Some excerpts:
Patrick Lee was having too good a time at the Mercy Lounge, a Nashville rock club. He'd commenced the September 2005 evening by dropping a few hits of acid. Before long, the 21-year-old was tripping and determined to climb onstage. A bouncer eighty-sixed him and called the cops, who, according to witnesses, found Lee outside the club, babbling incoherently. Things went downhill fast. Lee made a move toward an officer and was hit with pepper spray. He ran a few feet and stripped off his clothes. The cops deployed their Tasers, jolting Lee 19 times in all. By the time paramedics arrived, witnesses say, he was unresponsive. He died 39 hours later. The cause, a county medical examiner concluded, was "excited delirium."Cue taser fanboys with the "who cares about druggies, they deserve what they get" argument. First, not every post-taser death has been associated with drugs (Google Darryl Turner, for example.).
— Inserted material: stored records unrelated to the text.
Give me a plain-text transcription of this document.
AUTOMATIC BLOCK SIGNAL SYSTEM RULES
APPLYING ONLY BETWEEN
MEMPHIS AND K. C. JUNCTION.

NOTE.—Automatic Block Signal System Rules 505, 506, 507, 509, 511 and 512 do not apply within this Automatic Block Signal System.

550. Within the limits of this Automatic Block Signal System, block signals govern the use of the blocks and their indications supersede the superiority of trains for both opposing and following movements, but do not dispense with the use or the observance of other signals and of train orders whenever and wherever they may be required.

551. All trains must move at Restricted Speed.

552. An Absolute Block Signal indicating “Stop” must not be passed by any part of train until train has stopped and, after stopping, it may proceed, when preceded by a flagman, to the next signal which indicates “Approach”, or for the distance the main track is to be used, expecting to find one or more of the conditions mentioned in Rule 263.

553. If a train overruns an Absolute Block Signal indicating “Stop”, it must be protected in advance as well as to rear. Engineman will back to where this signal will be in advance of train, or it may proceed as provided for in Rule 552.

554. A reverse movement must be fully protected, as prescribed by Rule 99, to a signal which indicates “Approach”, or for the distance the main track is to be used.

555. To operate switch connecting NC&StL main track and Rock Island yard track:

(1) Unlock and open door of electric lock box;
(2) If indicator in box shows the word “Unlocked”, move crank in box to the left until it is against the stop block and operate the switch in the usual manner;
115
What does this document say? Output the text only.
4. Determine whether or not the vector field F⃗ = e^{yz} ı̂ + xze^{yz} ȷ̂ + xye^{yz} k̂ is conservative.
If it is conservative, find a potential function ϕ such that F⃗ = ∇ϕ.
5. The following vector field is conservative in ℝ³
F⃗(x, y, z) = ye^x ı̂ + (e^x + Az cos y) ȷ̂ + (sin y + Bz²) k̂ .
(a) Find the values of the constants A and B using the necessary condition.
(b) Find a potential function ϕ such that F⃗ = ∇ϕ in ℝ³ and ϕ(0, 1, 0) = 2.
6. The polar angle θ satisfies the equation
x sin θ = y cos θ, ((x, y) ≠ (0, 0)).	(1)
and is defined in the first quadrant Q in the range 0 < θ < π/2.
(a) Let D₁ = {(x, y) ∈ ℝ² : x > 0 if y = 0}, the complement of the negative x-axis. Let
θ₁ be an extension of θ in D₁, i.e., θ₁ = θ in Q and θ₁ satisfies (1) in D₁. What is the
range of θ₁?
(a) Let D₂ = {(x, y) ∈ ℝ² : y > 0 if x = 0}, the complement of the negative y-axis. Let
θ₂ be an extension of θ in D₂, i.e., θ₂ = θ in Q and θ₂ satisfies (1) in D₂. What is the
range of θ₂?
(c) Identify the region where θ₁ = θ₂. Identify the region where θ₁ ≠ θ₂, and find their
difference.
For the past five years, this has been a common conclusion in deadly incidents involving Tasers, and the nation's top seller of electric stun guns prefers it that way; Taser International Inc. has twice sued medical examiners who cited its products as a contributing factor in a subject's death. At the same time, the company aggressively promotes awareness of excited delirium, an ill-defined condition that helps it fend off lawsuits. Thanks partly to testimony from a cast of ED proponents, several with financial ties to the company, Taser has lost just one wrongful-death case at trial out of 33 filed against it since 2001. (Dozens more lawsuits are pending.) ..."The bottom line is this," says Andrew Dennis, a Chicago surgeon, part-time police officer, and medical researcher who coauthored three studies of Taser's effects on swine. "You have a lot of people who are acting psychotic, and often law enforcement is asked to deal with them. Some subgroup of this population is going to die, and we don't know why. This potential at-risk group is the quote-unquote excited delirium group. But there are no common threads to identify this at-risk group. As far as I'm concerned, everything discussed about excited delirium is conjecture."
None of these concerns have stopped Taser from talking up ED in training sessions, literature, and court filings. The company attends conferences for police chiefs and medical examiners, where it distributes ED-related literature, and has doled out free copies of Di Maio's book. It also sends unsolicited materials to medical examiners when an in-custody death occurs in their jurisdiction. In 2002, Taser released a statement for police to use if someone died in a Taser-related incident. "We regret the unfortunate loss of life," it begins. "There are many cases where excited delirium caused by various mental disorders or medical conditions, that may or may not include drug use, can lead to a fatal conclusion."
Second, and again this is one of those "do I really have to write this out?" situations, if someone is suspected of having drugs in their system, is having to face a high tech game of Russian roulette really something people are ok with? Do our police really get to take a chance at killing us based things like us running away, mouthing off, acting strangely, taking an "aggressive stance" (whatever that is), or even already being in handcuffs? Really? People are going to argue for that? Personally, I'll never settle for that kind of police state.